Not only will site owners be warned in advance that their site will be updated, but they will also be given explicit instructions on how to opt-out of the automatic update process if they willingly choose to continue running their WordPress site on an older version of the CMS.
In The End, It’s About Safety And People Hours
Proponents of this plan point to safety and security as the reasons driving the proposed updates. WordPress sites are more likely to be hacked and exploited than other CMSes, partly because of the sheer volume of WordPress sites on the Internet. WordPress core developers have been trying to stay one step ahead of hackers for years, and the sheer number of old WordPress installations has meant that increasingly more people hours are required to roll out each new security patch.
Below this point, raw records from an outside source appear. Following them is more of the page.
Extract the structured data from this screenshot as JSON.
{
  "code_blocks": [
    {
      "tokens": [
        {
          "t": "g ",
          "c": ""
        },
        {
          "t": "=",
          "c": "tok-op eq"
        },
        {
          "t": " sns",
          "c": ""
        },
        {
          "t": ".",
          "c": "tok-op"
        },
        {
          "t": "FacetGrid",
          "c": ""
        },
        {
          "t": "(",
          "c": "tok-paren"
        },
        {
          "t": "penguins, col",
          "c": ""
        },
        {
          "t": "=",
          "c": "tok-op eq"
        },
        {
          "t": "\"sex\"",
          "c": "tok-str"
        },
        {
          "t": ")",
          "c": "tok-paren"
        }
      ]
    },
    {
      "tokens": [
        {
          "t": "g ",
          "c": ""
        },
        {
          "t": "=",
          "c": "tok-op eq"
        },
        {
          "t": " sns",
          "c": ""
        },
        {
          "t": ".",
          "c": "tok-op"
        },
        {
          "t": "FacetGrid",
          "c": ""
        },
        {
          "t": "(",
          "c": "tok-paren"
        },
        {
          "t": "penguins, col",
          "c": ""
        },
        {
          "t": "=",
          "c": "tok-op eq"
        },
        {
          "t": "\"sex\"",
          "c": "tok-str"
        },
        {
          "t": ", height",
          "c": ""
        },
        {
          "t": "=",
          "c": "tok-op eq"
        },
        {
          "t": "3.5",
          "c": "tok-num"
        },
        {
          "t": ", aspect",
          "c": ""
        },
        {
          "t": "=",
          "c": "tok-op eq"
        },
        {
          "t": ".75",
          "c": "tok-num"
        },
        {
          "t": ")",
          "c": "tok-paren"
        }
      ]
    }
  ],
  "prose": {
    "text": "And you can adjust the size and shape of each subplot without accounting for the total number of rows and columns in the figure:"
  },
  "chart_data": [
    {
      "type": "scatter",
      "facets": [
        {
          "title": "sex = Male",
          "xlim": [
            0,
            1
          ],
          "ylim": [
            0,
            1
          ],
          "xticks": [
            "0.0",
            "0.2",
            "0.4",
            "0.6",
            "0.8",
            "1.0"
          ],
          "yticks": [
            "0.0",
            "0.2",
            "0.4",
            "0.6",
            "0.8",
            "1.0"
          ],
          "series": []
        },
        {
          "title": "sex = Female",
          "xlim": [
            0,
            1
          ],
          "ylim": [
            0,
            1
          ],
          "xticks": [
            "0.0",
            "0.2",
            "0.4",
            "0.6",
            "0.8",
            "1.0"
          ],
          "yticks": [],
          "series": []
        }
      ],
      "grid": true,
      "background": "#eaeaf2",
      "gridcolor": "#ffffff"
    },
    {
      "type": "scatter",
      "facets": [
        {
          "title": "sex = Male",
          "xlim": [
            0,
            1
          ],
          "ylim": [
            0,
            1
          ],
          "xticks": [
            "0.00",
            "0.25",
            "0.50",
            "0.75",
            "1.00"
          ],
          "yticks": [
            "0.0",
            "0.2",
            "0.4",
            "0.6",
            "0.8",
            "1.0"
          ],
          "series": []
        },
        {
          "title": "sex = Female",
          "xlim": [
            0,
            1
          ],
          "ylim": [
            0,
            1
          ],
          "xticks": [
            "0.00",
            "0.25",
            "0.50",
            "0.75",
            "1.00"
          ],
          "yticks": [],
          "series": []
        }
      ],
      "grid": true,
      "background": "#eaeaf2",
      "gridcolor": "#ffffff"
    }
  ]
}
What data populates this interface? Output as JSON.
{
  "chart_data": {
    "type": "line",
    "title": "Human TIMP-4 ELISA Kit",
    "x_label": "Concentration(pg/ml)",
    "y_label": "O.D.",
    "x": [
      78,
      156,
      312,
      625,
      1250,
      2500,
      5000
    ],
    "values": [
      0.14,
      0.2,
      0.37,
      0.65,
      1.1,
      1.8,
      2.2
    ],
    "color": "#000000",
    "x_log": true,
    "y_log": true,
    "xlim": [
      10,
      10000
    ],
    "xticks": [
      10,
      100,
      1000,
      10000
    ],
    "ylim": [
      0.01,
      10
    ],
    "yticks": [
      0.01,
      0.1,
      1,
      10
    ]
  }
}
As PHP code continues to evolve, the work required to convert security patches written in new PHP code to older versions to suit installations as early as 3.7 has skyrocketed. By ensuring that sites running on CMS version 3.7 and up are auto-updated to more recent versions, the team of WordPress developers will dramatically cut down their workload, streamlining the process of rolling out security updates and patches as needed.
While no official decision or start date has been announced, it appears clear that the minds of WordPress developers have been made up. The process of automatically updating old WordPress sites using the tiered method described above will happen, and there are indications that the entire process is expected to take place within the next year.
While the move should see the Internet become a safer space, vastly reducing the risk of older WordPress sites being hacked or exploited, it does so at the risk of the breakage of individual sites and concerns by many that the move was not an ethically correct one.
WordPress site owners who actively wish to remain on an older version of the CMS – perhaps to maintain compatibility with a particularly nuanced theme or plug-in, and at the risk of potentially severe security issues – will need to ensure that they have opted out of automatic updates prior to the launch of WordPress’s auto-update plans.